Reputation: 4283
I'm writing a backup program because Windows refuses to let me use its backup program for some reason. (I get an error code that I can report if need be.)
I only want to copy a source node file that is NEWER than a destination node file with the same name.
I found that, even though the last modified date in Windows Properties
for two files showed to be identical, the source was almost invariably being copied--even though it's NOT newer.
Here are declarations:
File from_file = new File(from_name);
File to_file = new File(to_name)
Here's what I finally found for two files in different folders with the same name.
The last 3 digits returned by .lastModified()
may be NONzero for one file and ZERO for the other even though the dates shown in the Properties
windows for the files appear identical.
My question is WHY would that be the case???

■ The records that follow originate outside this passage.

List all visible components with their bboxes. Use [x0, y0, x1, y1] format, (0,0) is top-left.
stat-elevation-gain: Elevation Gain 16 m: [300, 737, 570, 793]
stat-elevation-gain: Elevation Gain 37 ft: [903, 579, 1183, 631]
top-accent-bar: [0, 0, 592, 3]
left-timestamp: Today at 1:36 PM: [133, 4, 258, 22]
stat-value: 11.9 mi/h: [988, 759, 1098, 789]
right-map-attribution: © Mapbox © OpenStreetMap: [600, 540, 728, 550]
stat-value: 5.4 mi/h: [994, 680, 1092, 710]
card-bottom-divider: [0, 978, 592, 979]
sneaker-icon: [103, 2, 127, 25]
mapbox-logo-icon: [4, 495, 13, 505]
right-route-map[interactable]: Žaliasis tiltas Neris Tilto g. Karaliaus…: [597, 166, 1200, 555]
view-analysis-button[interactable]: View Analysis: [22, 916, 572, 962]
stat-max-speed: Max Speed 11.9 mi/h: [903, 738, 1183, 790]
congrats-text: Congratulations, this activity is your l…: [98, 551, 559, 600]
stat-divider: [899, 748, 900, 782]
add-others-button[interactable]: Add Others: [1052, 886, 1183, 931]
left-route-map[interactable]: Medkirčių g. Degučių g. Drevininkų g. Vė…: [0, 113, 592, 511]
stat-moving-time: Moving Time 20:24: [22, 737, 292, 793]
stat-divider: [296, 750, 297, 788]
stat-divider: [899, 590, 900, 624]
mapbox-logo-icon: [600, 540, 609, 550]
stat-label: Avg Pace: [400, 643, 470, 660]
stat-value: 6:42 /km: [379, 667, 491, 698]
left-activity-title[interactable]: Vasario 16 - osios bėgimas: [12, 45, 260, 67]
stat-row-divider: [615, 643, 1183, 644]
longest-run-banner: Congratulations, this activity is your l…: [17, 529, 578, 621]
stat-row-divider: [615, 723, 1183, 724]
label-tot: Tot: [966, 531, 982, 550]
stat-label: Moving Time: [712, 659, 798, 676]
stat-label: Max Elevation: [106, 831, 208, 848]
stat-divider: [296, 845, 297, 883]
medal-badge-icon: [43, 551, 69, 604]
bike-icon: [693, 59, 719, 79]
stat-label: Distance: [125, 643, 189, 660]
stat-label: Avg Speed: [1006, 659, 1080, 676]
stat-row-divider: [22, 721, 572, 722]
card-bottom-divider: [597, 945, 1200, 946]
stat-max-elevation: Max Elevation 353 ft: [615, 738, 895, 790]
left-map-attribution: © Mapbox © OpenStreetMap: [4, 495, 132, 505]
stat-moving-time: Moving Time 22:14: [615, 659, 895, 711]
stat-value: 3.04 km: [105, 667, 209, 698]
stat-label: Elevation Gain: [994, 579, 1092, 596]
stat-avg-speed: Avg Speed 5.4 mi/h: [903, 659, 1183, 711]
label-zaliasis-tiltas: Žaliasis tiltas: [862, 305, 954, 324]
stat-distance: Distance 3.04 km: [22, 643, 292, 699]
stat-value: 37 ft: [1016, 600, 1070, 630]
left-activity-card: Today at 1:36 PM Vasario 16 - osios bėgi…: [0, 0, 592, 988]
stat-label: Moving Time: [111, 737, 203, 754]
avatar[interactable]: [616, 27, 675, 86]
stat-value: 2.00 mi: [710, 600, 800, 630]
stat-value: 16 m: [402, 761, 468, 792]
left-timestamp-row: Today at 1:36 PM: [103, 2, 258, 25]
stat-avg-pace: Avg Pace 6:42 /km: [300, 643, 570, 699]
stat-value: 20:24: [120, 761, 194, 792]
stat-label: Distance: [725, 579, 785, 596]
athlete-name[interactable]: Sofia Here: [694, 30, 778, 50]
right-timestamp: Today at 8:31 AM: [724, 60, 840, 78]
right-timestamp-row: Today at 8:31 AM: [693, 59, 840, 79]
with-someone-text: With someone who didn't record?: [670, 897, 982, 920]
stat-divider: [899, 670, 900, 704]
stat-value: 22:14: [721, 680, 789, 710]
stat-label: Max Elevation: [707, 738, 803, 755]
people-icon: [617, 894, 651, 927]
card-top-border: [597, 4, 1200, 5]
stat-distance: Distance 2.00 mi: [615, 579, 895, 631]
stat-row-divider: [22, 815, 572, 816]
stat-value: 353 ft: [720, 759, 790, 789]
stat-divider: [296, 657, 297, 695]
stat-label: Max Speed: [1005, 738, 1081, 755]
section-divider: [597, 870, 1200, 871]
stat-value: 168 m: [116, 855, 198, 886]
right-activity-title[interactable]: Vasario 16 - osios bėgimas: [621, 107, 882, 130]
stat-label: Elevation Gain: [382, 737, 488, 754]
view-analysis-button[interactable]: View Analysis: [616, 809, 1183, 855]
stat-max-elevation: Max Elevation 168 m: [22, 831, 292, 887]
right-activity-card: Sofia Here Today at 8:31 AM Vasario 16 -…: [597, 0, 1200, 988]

After much frustration and debugging, I have a workaround:
destinationIsOlder = ((long)(from_file.lastModified()/1000)*1000
>
(long)( to_file.lastModified()/1000)*1000);
But WHY do I have to do that? I.e., what is Windows doing? Should it do this? Is it a bug?
And what other similar evil awaits me?
I.e., should I divide by a larger integer than 1000?
(It's not the end of the world to copy a file that's technically and incorrectly reported to be a few milliseconds newer, but it's a lot of wear and tear on the drive if it happens for every single file in the source folder and subfolders!)
(I may have just stumbled onto why xcopy
didn't do what I wanted, either.)
EDIT The times returned by the two calls shown above were
1419714384951
from from_file.lastModified()
and
1419714384000
from to_file.lastModified()
. Therefore, although identical, including displayed date and time, from_file
is newer and thus, by rule, copied, but inappropriately.
Upvotes: 0
Views: 158
Reputation: 10326
lastModified returns a long with millisecond precision - therefore the last 3 digits represent the fraction of a second.
Since the file properties dialog only displays time up to the second, the two files will show the same value.
Why are some zero and some non-zero? Lots of reasons. If the file is copied from somewhere else with only second precision, it will be zero. If an application explicitly changes the file modification time, it might only do it with second resolution. And so on.
In the end, I don't think it should affect your backup scheme that much for you to worry about it.